2°) Sous le n°2306723, M. C… A… a demandé au tribunal administratif de Nantes, tout d’abord, d’annuler la décision implicite née le 11 mars 2023 par laquelle la commission de recours contre les décisions de refus de visa d’entrée en France a rejeté le recours formé contre la décision du 20 novembre 2022 de l’autorité consulaire française à Oran (Algérie) refusant de lui délivrer un visa de court séjour pour visite familiale, ensuite, d’enjoindre au ministre de l’intérieur et des outre-mer de faire délivrer le visa sollicité, enfin, de mettre à la charge de l’Etat le versement d’une somme de 2 000 euros à lui verser en application des dispositions de l’article L. 761-1 du code de justice administrative.
Par un jugement n°2306716 – n° 2306723 du 2 avril 2024, le tribunal administratif de Nantes a rejeté les demandes.
Procédure devant la cour :
Par une requête et un mémoire complémentaire enregistrés le 5 août 2024 et le 2 juillet 2025, Mme B… E… D…, épouse A… et M. C… A…, représentés par Me Chekroun, demandent à la cour :
1°) d’annuler ce jugement du 2 avril 2024 du tribunal administratif de Nantes ;
2°) d’annuler la décision implicite née le 11 mars 2023 par laquelle la commission de recours contre les décisions de refus de visa d’entrée en France a rejeté le recours formé contre les décisions du 20 novembre 2022 de l’autorité consulaire française à Oran (Algérie) refusant de leur délivrer un visa de court séjour pour visite familiale ;
3°) de condamner l’Etat à leur verser une indemnité de 3 000 euros en réparation de leur préjudice moral du fait de l’illégalité des refus de visa qui leur ont été opposés ;
4°) de mettre à la charge de l’Etat le versement d’une somme de 2 000 euros en application des dispositions de l’article L. 761-1 du code de justice administrative.
Ils soutiennent que :
- la décision du consul général d’Oran, qui a estimé que les informations communiquées pour justifier de l’objet et des conditions du séjour n’étaient pas fiables, est entachée d’une erreur manifeste d’appréciation ; ils sont retraités et vivent très confortablement en Algérie ; ils ne sont jamais restés plus de 10 jours en France et justifient de leur volonté de séjourner en France pour des raisons purement familiales ainsi que de ressources suffisantes pour financer leur séjour ;
- il n’a pas été procédé à l’examen de leur situation personnelle ;
- elle porte atteinte au droit au respect de leur vie privée et familiale, au regard des stipulations de l’article 8 de la convention européenne de sauvegarde des droits de l’homme et des libertés fondamentales ; leur séjour avait une vocation uniquement familiale puisqu’il s’agissait de rencontrer leur petite fille née en 2022 et d’assister aux obsèques du père de leur belle fille ;
Par un courrier du 2 septembre 2025, les parties ont été informées en application des dispositions de l’article L. 611-7 du code de justice administrative que la cour était susceptible de relever un moyen d’ordre public tiré de l’irrecevabilité des conclusions indemnitaires, d’une part, car présentées pour la première fois en appel et, d’autre part, en l’absence de liaison du contentieux sur ce point.

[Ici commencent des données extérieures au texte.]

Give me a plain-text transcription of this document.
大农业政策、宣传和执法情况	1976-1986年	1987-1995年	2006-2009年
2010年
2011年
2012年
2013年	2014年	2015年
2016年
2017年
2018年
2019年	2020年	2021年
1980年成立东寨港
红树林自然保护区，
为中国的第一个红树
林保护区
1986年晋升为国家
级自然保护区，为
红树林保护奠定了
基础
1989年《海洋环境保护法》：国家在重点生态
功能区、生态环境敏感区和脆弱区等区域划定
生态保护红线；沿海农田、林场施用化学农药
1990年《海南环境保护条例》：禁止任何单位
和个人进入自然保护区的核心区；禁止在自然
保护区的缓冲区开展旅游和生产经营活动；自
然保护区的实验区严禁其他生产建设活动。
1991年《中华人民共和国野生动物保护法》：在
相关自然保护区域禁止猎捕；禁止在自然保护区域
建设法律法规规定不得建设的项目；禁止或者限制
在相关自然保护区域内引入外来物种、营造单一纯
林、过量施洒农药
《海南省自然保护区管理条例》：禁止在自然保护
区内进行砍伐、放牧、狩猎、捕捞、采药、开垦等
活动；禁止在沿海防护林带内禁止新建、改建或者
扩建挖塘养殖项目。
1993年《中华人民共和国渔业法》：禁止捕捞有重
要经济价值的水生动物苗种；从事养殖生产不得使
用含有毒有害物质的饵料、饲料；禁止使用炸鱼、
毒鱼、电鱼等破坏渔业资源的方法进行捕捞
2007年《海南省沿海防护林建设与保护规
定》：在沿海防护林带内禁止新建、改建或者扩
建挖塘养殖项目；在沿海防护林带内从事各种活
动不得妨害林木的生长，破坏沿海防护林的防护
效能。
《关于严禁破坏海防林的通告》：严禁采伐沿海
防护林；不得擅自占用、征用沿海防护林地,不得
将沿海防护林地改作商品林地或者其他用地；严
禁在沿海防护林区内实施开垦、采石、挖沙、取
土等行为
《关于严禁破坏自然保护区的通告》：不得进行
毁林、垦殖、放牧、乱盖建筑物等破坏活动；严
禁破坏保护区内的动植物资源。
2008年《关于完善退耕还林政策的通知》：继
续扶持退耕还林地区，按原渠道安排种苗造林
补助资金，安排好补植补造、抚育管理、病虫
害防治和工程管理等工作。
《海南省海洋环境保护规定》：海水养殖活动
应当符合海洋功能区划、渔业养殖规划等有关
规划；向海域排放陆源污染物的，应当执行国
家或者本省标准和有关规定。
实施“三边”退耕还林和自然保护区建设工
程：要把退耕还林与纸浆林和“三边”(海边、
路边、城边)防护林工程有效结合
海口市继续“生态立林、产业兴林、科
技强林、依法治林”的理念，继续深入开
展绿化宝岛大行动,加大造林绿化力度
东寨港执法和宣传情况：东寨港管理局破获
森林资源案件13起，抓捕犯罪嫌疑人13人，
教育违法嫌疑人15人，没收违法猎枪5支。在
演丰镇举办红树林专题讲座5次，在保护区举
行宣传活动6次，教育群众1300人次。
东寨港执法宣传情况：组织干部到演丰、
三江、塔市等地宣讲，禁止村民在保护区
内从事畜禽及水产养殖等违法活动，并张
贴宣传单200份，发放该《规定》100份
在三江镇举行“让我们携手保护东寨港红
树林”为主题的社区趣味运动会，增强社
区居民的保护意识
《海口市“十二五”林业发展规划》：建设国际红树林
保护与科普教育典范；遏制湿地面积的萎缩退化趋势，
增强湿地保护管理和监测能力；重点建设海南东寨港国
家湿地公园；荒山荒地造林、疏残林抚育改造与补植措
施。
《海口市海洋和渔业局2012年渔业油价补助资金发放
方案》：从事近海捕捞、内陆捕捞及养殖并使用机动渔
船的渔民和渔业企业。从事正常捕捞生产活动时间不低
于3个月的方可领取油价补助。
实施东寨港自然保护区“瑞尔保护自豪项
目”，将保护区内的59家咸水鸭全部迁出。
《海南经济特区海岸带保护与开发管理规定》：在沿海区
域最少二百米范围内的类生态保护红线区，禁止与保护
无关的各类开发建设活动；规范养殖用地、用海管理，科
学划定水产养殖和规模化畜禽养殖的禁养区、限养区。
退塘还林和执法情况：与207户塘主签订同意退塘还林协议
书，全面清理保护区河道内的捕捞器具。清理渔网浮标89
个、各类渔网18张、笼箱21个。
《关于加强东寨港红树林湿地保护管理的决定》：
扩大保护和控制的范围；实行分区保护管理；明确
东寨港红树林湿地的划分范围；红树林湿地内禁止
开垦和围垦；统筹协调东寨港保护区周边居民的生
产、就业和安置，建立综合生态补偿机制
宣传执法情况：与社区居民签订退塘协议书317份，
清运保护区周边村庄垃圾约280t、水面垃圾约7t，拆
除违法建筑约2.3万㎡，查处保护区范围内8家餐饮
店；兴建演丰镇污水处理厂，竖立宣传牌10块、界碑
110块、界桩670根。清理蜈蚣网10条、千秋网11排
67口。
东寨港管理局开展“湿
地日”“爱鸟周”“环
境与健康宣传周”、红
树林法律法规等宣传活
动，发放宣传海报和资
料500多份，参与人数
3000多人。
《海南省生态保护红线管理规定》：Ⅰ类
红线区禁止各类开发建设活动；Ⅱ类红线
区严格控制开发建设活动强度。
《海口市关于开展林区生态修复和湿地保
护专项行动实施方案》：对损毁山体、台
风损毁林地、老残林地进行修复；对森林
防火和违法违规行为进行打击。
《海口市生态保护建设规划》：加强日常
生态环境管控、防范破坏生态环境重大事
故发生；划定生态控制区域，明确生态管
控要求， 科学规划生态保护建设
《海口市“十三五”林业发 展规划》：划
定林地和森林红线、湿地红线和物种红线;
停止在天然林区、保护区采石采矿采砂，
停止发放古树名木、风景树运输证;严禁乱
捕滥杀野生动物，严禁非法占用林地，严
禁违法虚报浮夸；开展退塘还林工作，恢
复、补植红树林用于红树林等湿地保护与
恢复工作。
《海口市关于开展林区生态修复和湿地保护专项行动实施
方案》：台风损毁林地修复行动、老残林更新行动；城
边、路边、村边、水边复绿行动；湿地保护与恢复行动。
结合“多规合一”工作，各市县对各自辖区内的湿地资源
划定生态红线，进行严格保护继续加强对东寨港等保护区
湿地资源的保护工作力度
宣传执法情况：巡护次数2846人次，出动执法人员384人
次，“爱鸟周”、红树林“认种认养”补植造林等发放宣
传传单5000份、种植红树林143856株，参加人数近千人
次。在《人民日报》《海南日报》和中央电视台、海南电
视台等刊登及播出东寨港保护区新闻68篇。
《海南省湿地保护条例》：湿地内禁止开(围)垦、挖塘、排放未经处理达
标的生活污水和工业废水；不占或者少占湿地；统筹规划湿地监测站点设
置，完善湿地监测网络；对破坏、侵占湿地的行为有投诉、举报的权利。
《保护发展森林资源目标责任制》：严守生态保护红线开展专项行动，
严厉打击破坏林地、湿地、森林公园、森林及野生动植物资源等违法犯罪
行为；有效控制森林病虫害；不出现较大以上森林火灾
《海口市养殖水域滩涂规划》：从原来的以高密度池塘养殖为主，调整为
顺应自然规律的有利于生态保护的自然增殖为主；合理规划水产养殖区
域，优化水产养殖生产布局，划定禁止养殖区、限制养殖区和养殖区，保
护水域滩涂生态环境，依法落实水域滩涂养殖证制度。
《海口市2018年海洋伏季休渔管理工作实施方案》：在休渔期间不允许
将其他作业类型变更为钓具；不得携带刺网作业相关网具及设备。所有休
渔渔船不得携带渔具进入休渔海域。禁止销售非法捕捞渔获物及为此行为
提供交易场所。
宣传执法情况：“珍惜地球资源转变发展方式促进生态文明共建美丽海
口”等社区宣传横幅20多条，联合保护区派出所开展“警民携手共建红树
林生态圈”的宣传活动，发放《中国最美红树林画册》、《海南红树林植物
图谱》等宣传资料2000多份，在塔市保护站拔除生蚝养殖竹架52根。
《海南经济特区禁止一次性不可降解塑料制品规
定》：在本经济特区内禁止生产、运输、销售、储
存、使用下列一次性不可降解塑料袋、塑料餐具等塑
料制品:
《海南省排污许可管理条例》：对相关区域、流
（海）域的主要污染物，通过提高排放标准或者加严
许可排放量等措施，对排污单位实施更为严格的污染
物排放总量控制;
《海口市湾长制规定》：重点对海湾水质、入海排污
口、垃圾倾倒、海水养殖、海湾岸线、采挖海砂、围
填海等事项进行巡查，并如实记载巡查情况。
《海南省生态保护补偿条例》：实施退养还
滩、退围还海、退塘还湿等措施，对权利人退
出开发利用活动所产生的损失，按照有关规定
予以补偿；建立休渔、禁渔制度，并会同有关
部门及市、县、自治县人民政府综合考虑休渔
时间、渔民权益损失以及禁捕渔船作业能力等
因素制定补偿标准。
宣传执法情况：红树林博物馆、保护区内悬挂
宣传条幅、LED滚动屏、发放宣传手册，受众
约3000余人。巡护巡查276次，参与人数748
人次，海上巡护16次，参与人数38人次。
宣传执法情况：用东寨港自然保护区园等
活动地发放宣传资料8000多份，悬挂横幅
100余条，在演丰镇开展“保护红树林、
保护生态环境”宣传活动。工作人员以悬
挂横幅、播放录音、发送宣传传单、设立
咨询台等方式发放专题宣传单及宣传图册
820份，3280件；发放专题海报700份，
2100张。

Par un mémoire en défense, enregistré le 18 septembre 2025, le ministre d’Etat, ministre de l’intérieur doit être regardé comme concluant, à titre principal au prononcé d’un non-lieu à statuer et, à titre subsidiaire, au rejet de la requête.
Il fait valoir qu’aucun des moyens soulevés par les époux A… n’est fondé et que les conclusions indemnitaires sont irrecevables.
Vu les autres pièces du dossier.
Vu :
- la convention européenne de sauvegarde des droits de l’homme et des libertés fondamentales ;
- le code de l’entrée et du séjour des étrangers et du droit d’asile ;
- le code de justice administrative.
Le président de la formation de jugement a dispensé la rapporteure publique, sur sa proposition, de prononcer des conclusions à l’audience.
Les parties ont été régulièrement averties du jour de l’audience.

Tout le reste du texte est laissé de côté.